How and where have we used this evolving field?
Bioinformatics has applications in several areas such as drug design, forensic DNA analysis, biotechnology etc. In drug design, understanding the three-dimensional structures of proteins allows the design of molecules capable of binding to the receptor site of a target protein with great affinity and specificity. Computational based studies significantly reduce the time and cost necessary to develop drugs with higher potency. It also allows molecules to be designed with fewer side effects and less toxicity as compared to molecules developed using the traditional trial-and-error approach when designing drugs.
In forensics, results from molecular phylogenetic analysis (this involves using phylogenetic tree construction methods to generate of phylogenetic tree) shows the relationship between biological data) have been accepted as evidence in criminal courts.
In the healthcare sector, high-speed genomic sequencing coupled with sophisticated informatics technology will allow doctors in a clinic to quickly sequence a patient’s genome.

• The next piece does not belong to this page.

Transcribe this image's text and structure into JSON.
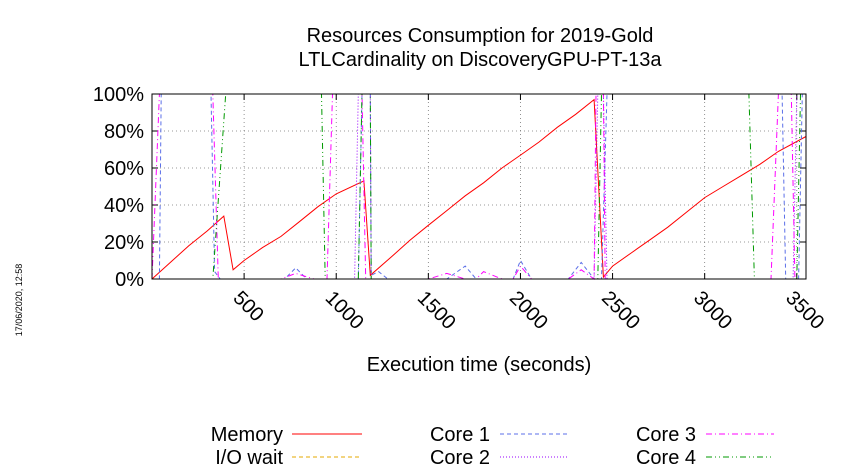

It will also allow them to easily detect potential harmful mutations, engage in early diagnosis and effective treatment of diseases.
In agriculture, plant genome databases and gene expression profile analyses (genomic tools in plant breeding) have played an important role in the development of new crop varieties that have higher productivity and more resistance to disease.
Bioinformatics is a powerful science with some drawbacks
Bioinformatics is dependent on the information gathered and the algorithms being used for subsequent analysis. If something is wrong with one or all of these factors, there will be problems with the results. The quality of data and the sophistication of the algorithms affect the quality of bioinformatics predictions. Sequence data from high throughput analysis often contain errors. If the sequences are wrong or annotations incorrect, the results from the downstream analysis will be unreliable. Algorithms that lack the capability and sophistication to truly reflect reality often make incorrect predictions that make no sense when placed in a biological context. For example, errors in sequence alignment can affect the outcome of structural or phylogenetic analysis.
Slow computational rates also affect algorithms, even accurate ones. A choice between accuracy and computational feasibility has to be made. Hence, most of the time, less accurate but faster algorithms have to be used. Caution should always be exercised when interpreting prediction results. It is a good practice to use multiple tools or programs, if available, and perform multiple evaluations. A more accurate prediction can often be obtained if one draws a consensus by comparing results from different algorithms.
Bioinformatics is an evolving field of science that holds great potential in transforming biological research into a more quantitative and predictive research. There is a need to know the various types of databases, the type of information (sequences) stored in these databases, and how to access them.